For the company to be successful, its Impella range of micro heart pumps should be accepted by leading cardiac surgeons and interventional cardiologists who are influential in medical device purchasing decisions of hospitals. In order to grow its revenue sustainably, the company should be consistent in maintaining its existing relationships and developing new relationships with such surgeons and cardiologists. If the company fails to achieve this, its revenue growth and operating results could be negatively impacted.

The company's future revenue growth and profitability depend on its ability to manage its long-term revenue growth initiative properly. The initiative involves selling its medical device products, particularly its Impella devices, to hospitals which have administrative requirements to introduce new technologies. However, this is difficult to achieve on a continuous basis, and if the company fails to do this consistently, its future growth could be adversely affected.

Abiomed has strengthened its product portfolio by acquiring preCARDIA, a heart failure company.

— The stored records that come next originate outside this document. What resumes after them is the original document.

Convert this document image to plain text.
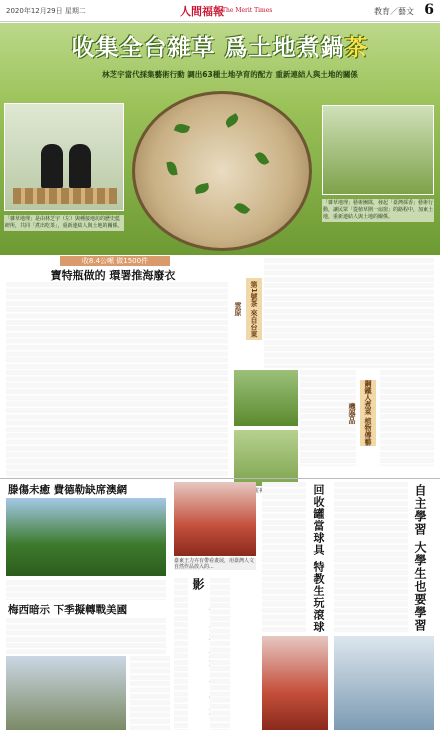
2020年12月29日 星期二	人間福報
The Merit Times	教育／藝文 6
收集全台雜草 爲土地煮鍋茶
林芝宇當代採集藝術行動 調出63種土地孕育的配方 重新連結人與土地的關係
「雜草地理」是由林芝宇（左）與種接地坊的歷史藍研所，共同「煮出吃茶」，重新連結人與土地的關係。
「雜草地理」藝術團隊，發起「臺灣採香」藝術行動，讓民眾「從植草開一扇窗」的路程中，加東土地，重新連結人與土地的關係。
收8.4公噸 做1500件
寶特瓶做的 環署推海廢衣
第1號茶 來自台東雲原
鋼鐵人煮菜 植物傳藝機器品
滕傷未癒 費德勒缺席澳網
梅西暗示 下季擬轉戰美國
臺東王力卉有帶看畫展，用臺灣人文自然作品放入的...
影	回收罐當球具 特教生玩滾球	自主學習 大學生也要學習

Abiomed acquired preCARDIA because the company develops solutions for patients with acute decompensated heart failure (ADHF), and these solutions will complement Abiomed's heart device product portfolio. The acquisition will boost Abiomed's long-term revenue growth because annually more than one million patients become victim of ADHF in the US. Investors with a long-term time horizon can buy Abiomed's shares around the current price to maximize their profit.